House Bill 477, the bill that made sundry changes to the Government Records Access and Management Act, was initially passed within three days of its unveiling to the public. Gratefully, its recall and repackaging with a somewhat delayed effective date (July 1) will allow much-needed time for education.
Because the fact is, legislator rhetoric in passing HB 477 reflected a gross lack of familiarity with the statute that has worked for the past 20 years to balance the interests of the government and its citizens in providing access to records.
The two most-related and most-mislaid arguments have been the need to modernize GRAMA to reflect emerging forms of electronic communication, and the assertion that GRAMA does not adequately address government's ability to assess fees.
Taking first the statement by several legislators that an update of GRAMA is necessary to reflect advances in technology, including text messages, instant messaging and other new forms of electronic communication: The contention is simply incorrect. GRAMA was drafted to be blind to the form of the record. The current statute defines a record to mean: "a book, letter, document, paper, map, plan, photograph, film, card, tape, recording, electronic data, or other documentary material regardless of the physical form or characteristics."
The drafters of GRAMA understood that the pace of technology would quickly outstrip current forms of communication and so opted in favor of listing examples, but making clear that the form was not a factor in deciding if a communication was a record that could be requested under GRAMA.
This simply means that, for instance, if a communication contains personal information about a constituent's sick child, as the example was given by a legislator, it is not public currently under GRAMA irrespective of whether it was communicated by email, text message or instant messaging. Focusing on the form rather than content, as this bill does, would deny the public access to any policy communications made within a text message a result unacceptable, I am sure, to all.
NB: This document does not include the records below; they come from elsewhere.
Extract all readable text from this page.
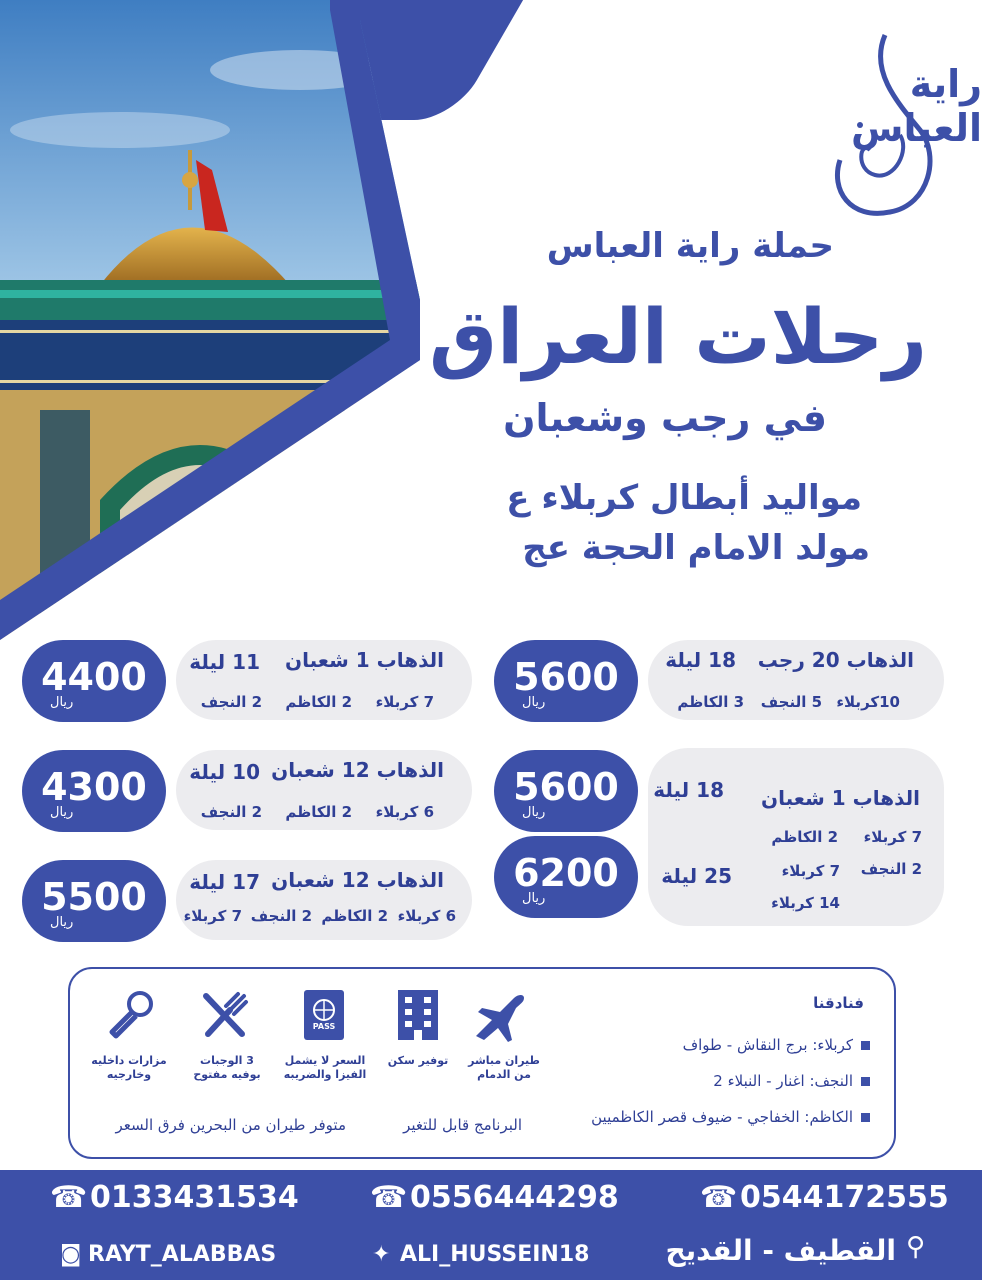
راية العباس
حملة راية العباس
رحلات العراق
في رجب وشعبان
مواليد أبطال كربلاء ع
مولد الامام الحجة عج
الذهاب 20 رجب
18 ليلة
10كربلاء
5 النجف
3 الكاظم
5600
ريال
الذهاب 1 شعبان
11 ليلة
7 كربلاء
2 الكاظم
2 النجف
4400
ريال
الذهاب 1 شعبان
18 ليلة
25 ليلة
7 كربلاء
2 الكاظم
2 النجف
7 كربلاء
14 كربلاء
5600
ريال
6200
ريال
الذهاب 12 شعبان
10 ليلة
6 كربلاء
2 الكاظم
2 النجف
4300
ريال
الذهاب 12 شعبان
17 ليلة
6 كربلاء
2 الكاظم
2 النجف
7 كربلاء
5500
ريال
PASS
طيران مباشر
من الدمام
توفير سكن
السعر لا يشمل
الفيزا والضريبه
3 الوجبات
بوفيه مفتوح
مزارات داخليه
وخارجيه
فنادقنا
كربلاء: برج النقاش - طواف
النجف: اغنار - النبلاء 2
الكاظم: الخفاجي - ضيوف قصر الكاظميين
البرنامج قابل للتغير
متوفر طيران من البحرين فرق السعر
☎ 0544172555
☎ 0556444298
☎ 0133431534
⚲
القطيف - القديح
✦ ALI_HUSSEIN18
◙ RAYT_ALABBAS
Second, addressing the need for government to shift the burden of cost to the requester so that government is not "shut down" by a request for voluminous amounts of records, legislators have referred several times to a records request received by the town of Alta.
In fact, however, in the 2003 appeal to the State Records Committee that addressed Alta's ability to assess fees in that case, the committee held that "the nature, scope and complexity of petitioner's requests justifies the assessment of a reasonable search, retrieval and compilation fee when the request requires that such records be extracted from a larger document or source … ."
And in a 2004 case before the State Records Committee involving the University of Utah research labs in which the request was for "all approved protocols for all research currently utilizing baboons and/or macaques," the committee held that the university had the right to charge a fee for segregating protected information (pertaining to a researcher's proprietary data) from public information, and that the fee could include a charge for review by scientists and lawyers as necessary.
Given these examples, one has to ask whether the escalation in fees that could result from this bill is really supported by the experiences of government entities.
The bottom line is that legislators' arguments for the need to amend GRAMA are likely as much hyperbole as legislators have argued that the media's statements in opposition to the bill are.
It's time to ratchet down the hyperbole, get educated, and work together to ensure that we get right the difficult and delicate balance between the public's right to information and an individual's privacy concerns. July 1 will be upon us all too quickly.
Betsy Ross chairs the State Records Committee. She has been a committee member since 1994.